Einen Lehrling ausbilden heißt aber auch Zeit und Geld in die Hand zu nehmen und auch noch ein halbwegs angenehmes Umfeld anzubieten, so das sich der Mensch im Unternehmen auch wohl fühlt und bleibt.
Das wollen viele nicht.
Kein Arbeitgeber hat Bock auf Lohnnebenkosten.

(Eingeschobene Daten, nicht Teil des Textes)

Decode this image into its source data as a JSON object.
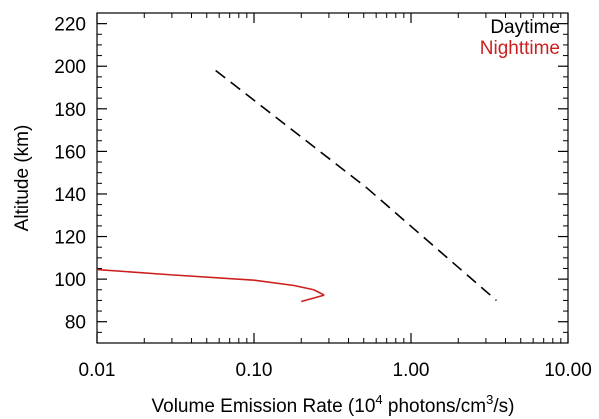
{
  "chart_data": {
    "type": "line",
    "x_scale": "log",
    "xlim": [
      0.01,
      10.0
    ],
    "ylim": [
      70,
      225
    ],
    "x_ticks": [
      0.01,
      0.1,
      1.0,
      10.0
    ],
    "x_tick_labels": [
      "0.01",
      "0.10",
      "1.00",
      "10.00"
    ],
    "y_ticks": [
      80,
      100,
      120,
      140,
      160,
      180,
      200,
      220
    ],
    "y_tick_labels": [
      "80",
      "100",
      "120",
      "140",
      "160",
      "180",
      "200",
      "220"
    ],
    "xlabel": {
      "prefix": "Volume Emission Rate (10",
      "exp1": "4",
      "middle": " photons/cm",
      "exp2": "3",
      "suffix": "/s)"
    },
    "ylabel": "Altitude (km)",
    "grid": false,
    "legend_position": "top-right",
    "series": [
      {
        "name": "Daytime",
        "color": "#000000",
        "points": [
          {
            "x": 0.057,
            "y": 198,
            "style": "dashed"
          },
          {
            "x": 0.52,
            "y": 143,
            "style": "dashed"
          },
          {
            "x": 3.5,
            "y": 90,
            "style": "solid"
          }
        ]
      },
      {
        "name": "Nighttime",
        "color": "#cc1f1f",
        "points": [
          {
            "x": 0.01,
            "y": 104.5
          },
          {
            "x": 0.03,
            "y": 102
          },
          {
            "x": 0.1,
            "y": 99.5
          },
          {
            "x": 0.18,
            "y": 97
          },
          {
            "x": 0.24,
            "y": 95
          },
          {
            "x": 0.28,
            "y": 92.5
          },
          {
            "x": 0.2,
            "y": 89.5
          }
        ]
      }
    ]
  }
}
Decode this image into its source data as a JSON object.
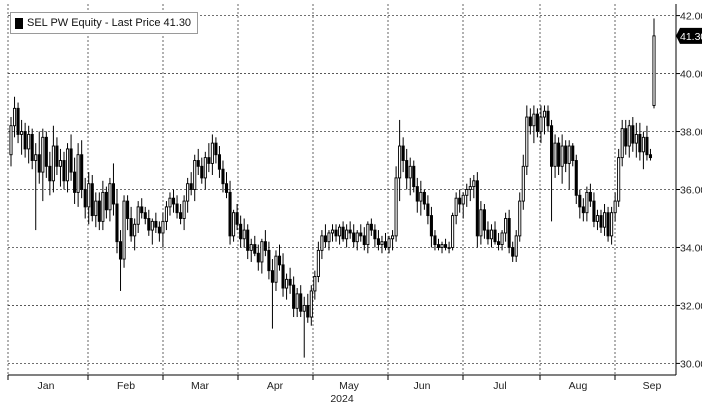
{
  "legend": {
    "label": "SEL PW Equity - Last Price 41.30"
  },
  "last_price_tag": "41.30",
  "colors": {
    "candle": "#000000",
    "grid": "#404040",
    "tag_bg": "#000000",
    "tag_text": "#ffffff"
  },
  "chart_data": {
    "type": "candlestick",
    "title": "",
    "xlabel": "2024",
    "ylabel": "",
    "ylim": [
      29.6,
      42.4
    ],
    "y_ticks": [
      30.0,
      32.0,
      34.0,
      36.0,
      38.0,
      40.0,
      42.0
    ],
    "y_tick_labels": [
      "30.00",
      "32.00",
      "34.00",
      "36.00",
      "38.00",
      "40.00",
      "42.00"
    ],
    "x_ticks": [
      "Jan",
      "Feb",
      "Mar",
      "Apr",
      "May",
      "Jun",
      "Jul",
      "Aug",
      "Sep"
    ],
    "year_label": "2024",
    "grid": true,
    "legend_position": "top-left",
    "last_price": 41.3,
    "series": [
      {
        "name": "SEL PW Equity - Last Price",
        "ohlc": [
          [
            37.2,
            38.5,
            36.8,
            38.2
          ],
          [
            38.2,
            39.2,
            37.8,
            38.8
          ],
          [
            38.8,
            39.0,
            37.6,
            37.9
          ],
          [
            37.9,
            38.4,
            37.2,
            38.0
          ],
          [
            38.0,
            38.3,
            37.1,
            37.4
          ],
          [
            37.4,
            38.2,
            36.9,
            37.9
          ],
          [
            37.9,
            38.1,
            36.7,
            37.0
          ],
          [
            37.0,
            37.6,
            34.6,
            37.2
          ],
          [
            37.2,
            38.0,
            36.2,
            36.6
          ],
          [
            36.6,
            38.1,
            35.6,
            37.8
          ],
          [
            37.8,
            38.0,
            36.4,
            36.8
          ],
          [
            36.8,
            37.3,
            35.8,
            36.3
          ],
          [
            36.3,
            38.2,
            35.9,
            37.5
          ],
          [
            37.5,
            37.8,
            36.5,
            36.8
          ],
          [
            36.8,
            37.4,
            36.1,
            37.0
          ],
          [
            37.0,
            37.3,
            36.0,
            36.3
          ],
          [
            36.3,
            37.6,
            35.9,
            37.4
          ],
          [
            37.4,
            37.9,
            36.3,
            36.6
          ],
          [
            36.6,
            37.1,
            35.5,
            35.9
          ],
          [
            35.9,
            37.6,
            35.4,
            37.2
          ],
          [
            37.2,
            37.7,
            35.7,
            36.0
          ],
          [
            36.0,
            36.4,
            35.0,
            35.4
          ],
          [
            35.4,
            36.6,
            34.8,
            36.2
          ],
          [
            36.2,
            36.5,
            34.9,
            35.1
          ],
          [
            35.1,
            35.9,
            34.7,
            35.6
          ],
          [
            35.6,
            35.9,
            34.6,
            34.9
          ],
          [
            34.9,
            36.3,
            34.6,
            35.9
          ],
          [
            35.9,
            36.1,
            35.0,
            35.3
          ],
          [
            35.3,
            36.4,
            34.9,
            36.2
          ],
          [
            36.2,
            36.9,
            35.1,
            35.5
          ],
          [
            35.5,
            36.0,
            33.8,
            34.2
          ],
          [
            34.2,
            34.6,
            32.5,
            33.6
          ],
          [
            33.6,
            35.8,
            33.3,
            35.6
          ],
          [
            35.6,
            35.8,
            34.6,
            35.0
          ],
          [
            35.0,
            35.4,
            34.2,
            34.4
          ],
          [
            34.4,
            35.0,
            33.9,
            34.8
          ],
          [
            34.8,
            35.6,
            34.5,
            35.4
          ],
          [
            35.4,
            35.7,
            35.0,
            35.2
          ],
          [
            35.2,
            35.4,
            34.8,
            35.0
          ],
          [
            35.0,
            35.3,
            34.4,
            34.6
          ],
          [
            34.6,
            35.0,
            34.1,
            34.9
          ],
          [
            34.9,
            35.2,
            34.5,
            34.7
          ],
          [
            34.7,
            34.9,
            34.2,
            34.5
          ],
          [
            34.5,
            35.2,
            34.0,
            34.9
          ],
          [
            34.9,
            35.6,
            34.6,
            35.4
          ],
          [
            35.4,
            35.9,
            35.1,
            35.7
          ],
          [
            35.7,
            36.0,
            35.2,
            35.5
          ],
          [
            35.5,
            35.8,
            35.0,
            35.2
          ],
          [
            35.2,
            35.5,
            34.8,
            35.0
          ],
          [
            35.0,
            35.8,
            34.6,
            35.6
          ],
          [
            35.6,
            36.4,
            35.2,
            36.2
          ],
          [
            36.2,
            36.6,
            35.8,
            36.0
          ],
          [
            36.0,
            37.2,
            35.6,
            37.0
          ],
          [
            37.0,
            37.4,
            36.5,
            36.8
          ],
          [
            36.8,
            37.1,
            36.2,
            36.4
          ],
          [
            36.4,
            37.3,
            36.0,
            37.1
          ],
          [
            37.1,
            37.6,
            36.6,
            36.9
          ],
          [
            36.9,
            37.9,
            36.5,
            37.6
          ],
          [
            37.6,
            37.8,
            36.9,
            37.2
          ],
          [
            37.2,
            37.5,
            36.4,
            36.7
          ],
          [
            36.7,
            37.0,
            35.9,
            36.2
          ],
          [
            36.2,
            36.6,
            35.7,
            35.9
          ],
          [
            35.9,
            36.3,
            34.1,
            34.4
          ],
          [
            34.4,
            35.3,
            34.2,
            35.2
          ],
          [
            35.2,
            35.5,
            34.6,
            34.8
          ],
          [
            34.8,
            35.1,
            34.0,
            34.3
          ],
          [
            34.3,
            35.0,
            34.0,
            34.6
          ],
          [
            34.6,
            34.8,
            33.6,
            33.9
          ],
          [
            33.9,
            34.3,
            33.5,
            34.1
          ],
          [
            34.1,
            34.4,
            33.7,
            33.8
          ],
          [
            33.8,
            34.1,
            33.2,
            33.5
          ],
          [
            33.5,
            34.3,
            33.1,
            34.2
          ],
          [
            34.2,
            34.6,
            33.7,
            33.9
          ],
          [
            33.9,
            34.2,
            32.9,
            33.2
          ],
          [
            33.2,
            33.6,
            31.2,
            32.8
          ],
          [
            32.8,
            33.9,
            32.5,
            33.7
          ],
          [
            33.7,
            34.1,
            33.2,
            33.4
          ],
          [
            33.4,
            33.8,
            32.3,
            32.6
          ],
          [
            32.6,
            33.1,
            32.2,
            32.9
          ],
          [
            32.9,
            33.3,
            32.4,
            32.7
          ],
          [
            32.7,
            33.0,
            31.6,
            31.9
          ],
          [
            31.9,
            32.6,
            31.6,
            32.4
          ],
          [
            32.4,
            32.7,
            31.6,
            31.8
          ],
          [
            31.8,
            32.3,
            30.2,
            32.0
          ],
          [
            32.0,
            32.4,
            31.4,
            31.6
          ],
          [
            31.6,
            32.7,
            31.3,
            32.5
          ],
          [
            32.5,
            33.2,
            32.2,
            33.0
          ],
          [
            33.0,
            34.2,
            32.8,
            33.9
          ],
          [
            33.9,
            34.6,
            33.6,
            34.4
          ],
          [
            34.4,
            34.8,
            34.0,
            34.2
          ],
          [
            34.2,
            34.6,
            33.9,
            34.5
          ],
          [
            34.5,
            34.8,
            34.2,
            34.6
          ],
          [
            34.6,
            34.8,
            34.2,
            34.4
          ],
          [
            34.4,
            34.8,
            34.1,
            34.7
          ],
          [
            34.7,
            34.9,
            34.2,
            34.3
          ],
          [
            34.3,
            34.8,
            34.0,
            34.6
          ],
          [
            34.6,
            34.9,
            34.3,
            34.5
          ],
          [
            34.5,
            34.8,
            34.0,
            34.2
          ],
          [
            34.2,
            34.6,
            33.9,
            34.5
          ],
          [
            34.5,
            34.8,
            34.2,
            34.4
          ],
          [
            34.4,
            34.7,
            33.9,
            34.1
          ],
          [
            34.1,
            34.9,
            33.8,
            34.8
          ],
          [
            34.8,
            35.0,
            34.4,
            34.6
          ],
          [
            34.6,
            34.8,
            34.0,
            34.3
          ],
          [
            34.3,
            34.6,
            33.9,
            34.1
          ],
          [
            34.1,
            34.4,
            33.8,
            34.2
          ],
          [
            34.2,
            34.5,
            33.9,
            34.0
          ],
          [
            34.0,
            34.4,
            33.8,
            34.3
          ],
          [
            34.3,
            34.6,
            33.9,
            34.4
          ],
          [
            34.4,
            36.8,
            34.2,
            36.4
          ],
          [
            36.4,
            38.4,
            35.6,
            37.5
          ],
          [
            37.5,
            37.8,
            36.6,
            37.0
          ],
          [
            37.0,
            37.4,
            36.0,
            36.4
          ],
          [
            36.4,
            37.1,
            35.8,
            36.8
          ],
          [
            36.8,
            37.0,
            35.9,
            36.1
          ],
          [
            36.1,
            36.4,
            35.2,
            35.6
          ],
          [
            35.6,
            36.3,
            35.1,
            35.9
          ],
          [
            35.9,
            36.0,
            35.3,
            35.5
          ],
          [
            35.5,
            35.8,
            34.8,
            35.1
          ],
          [
            35.1,
            35.4,
            34.0,
            34.4
          ],
          [
            34.4,
            34.6,
            33.9,
            34.1
          ],
          [
            34.1,
            34.3,
            33.9,
            34.0
          ],
          [
            34.0,
            34.2,
            33.8,
            34.1
          ],
          [
            34.1,
            34.3,
            33.9,
            34.0
          ],
          [
            34.0,
            34.2,
            33.8,
            34.0
          ],
          [
            34.0,
            35.2,
            33.9,
            35.1
          ],
          [
            35.1,
            35.9,
            34.8,
            35.7
          ],
          [
            35.7,
            36.0,
            35.2,
            35.5
          ],
          [
            35.5,
            35.9,
            35.0,
            35.8
          ],
          [
            35.8,
            36.2,
            35.4,
            36.0
          ],
          [
            36.0,
            36.4,
            35.6,
            36.1
          ],
          [
            36.1,
            36.5,
            35.7,
            36.3
          ],
          [
            36.3,
            36.6,
            34.0,
            34.4
          ],
          [
            34.4,
            35.6,
            34.1,
            35.3
          ],
          [
            35.3,
            35.5,
            34.3,
            34.6
          ],
          [
            34.6,
            34.9,
            34.1,
            34.3
          ],
          [
            34.3,
            34.8,
            34.0,
            34.6
          ],
          [
            34.6,
            34.9,
            34.1,
            34.2
          ],
          [
            34.2,
            34.5,
            33.9,
            34.1
          ],
          [
            34.1,
            34.6,
            33.9,
            34.5
          ],
          [
            34.5,
            35.2,
            34.2,
            35.0
          ],
          [
            35.0,
            35.3,
            33.8,
            34.0
          ],
          [
            34.0,
            34.2,
            33.5,
            33.7
          ],
          [
            33.7,
            34.6,
            33.5,
            34.4
          ],
          [
            34.4,
            35.9,
            34.2,
            35.6
          ],
          [
            35.6,
            37.2,
            35.3,
            36.8
          ],
          [
            36.8,
            38.9,
            36.5,
            38.5
          ],
          [
            38.5,
            38.8,
            37.9,
            38.2
          ],
          [
            38.2,
            38.9,
            37.6,
            38.6
          ],
          [
            38.6,
            38.8,
            37.8,
            38.0
          ],
          [
            38.0,
            38.9,
            37.6,
            38.5
          ],
          [
            38.5,
            38.9,
            37.9,
            38.7
          ],
          [
            38.7,
            38.9,
            38.0,
            38.2
          ],
          [
            38.2,
            38.4,
            34.9,
            36.8
          ],
          [
            36.8,
            37.9,
            36.4,
            37.6
          ],
          [
            37.6,
            37.8,
            36.5,
            36.8
          ],
          [
            36.8,
            37.9,
            36.2,
            37.5
          ],
          [
            37.5,
            37.7,
            36.6,
            36.9
          ],
          [
            36.9,
            37.7,
            36.0,
            37.5
          ],
          [
            37.5,
            37.6,
            36.8,
            37.0
          ],
          [
            37.0,
            37.2,
            35.5,
            35.8
          ],
          [
            35.8,
            36.0,
            35.0,
            35.4
          ],
          [
            35.4,
            35.7,
            34.9,
            35.2
          ],
          [
            35.2,
            36.1,
            34.9,
            35.9
          ],
          [
            35.9,
            36.2,
            35.4,
            35.6
          ],
          [
            35.6,
            35.9,
            34.7,
            34.9
          ],
          [
            34.9,
            35.3,
            34.6,
            35.1
          ],
          [
            35.1,
            35.3,
            34.5,
            34.7
          ],
          [
            34.7,
            35.5,
            34.4,
            35.2
          ],
          [
            35.2,
            35.4,
            34.2,
            34.4
          ],
          [
            34.4,
            35.4,
            34.1,
            35.2
          ],
          [
            35.2,
            35.9,
            34.9,
            35.6
          ],
          [
            35.6,
            37.4,
            35.4,
            37.1
          ],
          [
            37.1,
            38.4,
            36.8,
            38.1
          ],
          [
            38.1,
            38.4,
            37.2,
            37.5
          ],
          [
            37.5,
            38.4,
            37.1,
            38.2
          ],
          [
            38.2,
            38.5,
            37.3,
            37.6
          ],
          [
            37.6,
            38.3,
            37.1,
            37.9
          ],
          [
            37.9,
            38.3,
            37.0,
            37.3
          ],
          [
            37.3,
            38.0,
            36.7,
            37.8
          ],
          [
            37.8,
            38.2,
            37.0,
            37.2
          ],
          [
            37.2,
            37.4,
            37.0,
            37.1
          ],
          [
            38.9,
            41.9,
            38.8,
            41.3
          ]
        ]
      }
    ]
  }
}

Ein Arbeitnehmer der monatlich mit 2700€ netto heim geht kostet den Arbeitgeber knapp 72.000€ im Jahr.
Das Geld muss man auch mal erwirtschaften.
Und womit? Scheißen die Kunden alle Geld?
Hast du so eine abartige kranke Gewinnmarge auf den Produkt?
Es fehlen Handwerker und Pflegekräfte, es steigt die Akademikerinnen-Arbeitslosigkeit, weil die Industrie strauchelt (und SAP, alle lieben SAP Leute). Gleichzeitig gibt’s weniger Lehrabschlüsse und mehr Leut mit Studium.
Vereinfacht aber basically ne Basiserklärung.
Es gibt keinen Arbeitskräftemangel, nur arbeitet halt keiner gern für den absoluten mindestlohn, wie sich das manche firmen wünschen.
Die geschichte is so alt wie die övp
merk ich aktuell, ich suche was für vormittag weil abendschule, entweder geringfügig irgendeinen scheiß putzen oder hilfskraft für gefühlt 2€/std
ich glaube selbst wenn man seinen job hasst, aktuell zu kündigen wär ziemlich beschissen.
Bitte lassma die Kirche im Dorf. Wir haben keine Rekordarbeitslosigkeit und sind weiterhin unter der Arbeitslosenquote der Jahre 2014-2020. Dazu kommt die Struktur der Arbeitslosen – mehr als die Hälfte der Betroffenen hat keine (!) Berufsausbildung. Das bedeutet die höchste Ausbildung ist der Hauptschul(Mittelschul)-Abschluss. Die andere Hälfte ist in der natürlichen Schwankung.
Wir haben also kein “Arbeitslosigkeits”-Problem, wir haben ein Ausbildungsproblem. Das könnte man zb. lösen, indem man die Ausbildungspflicht nicht einfach mit 18 auslaufen lässt.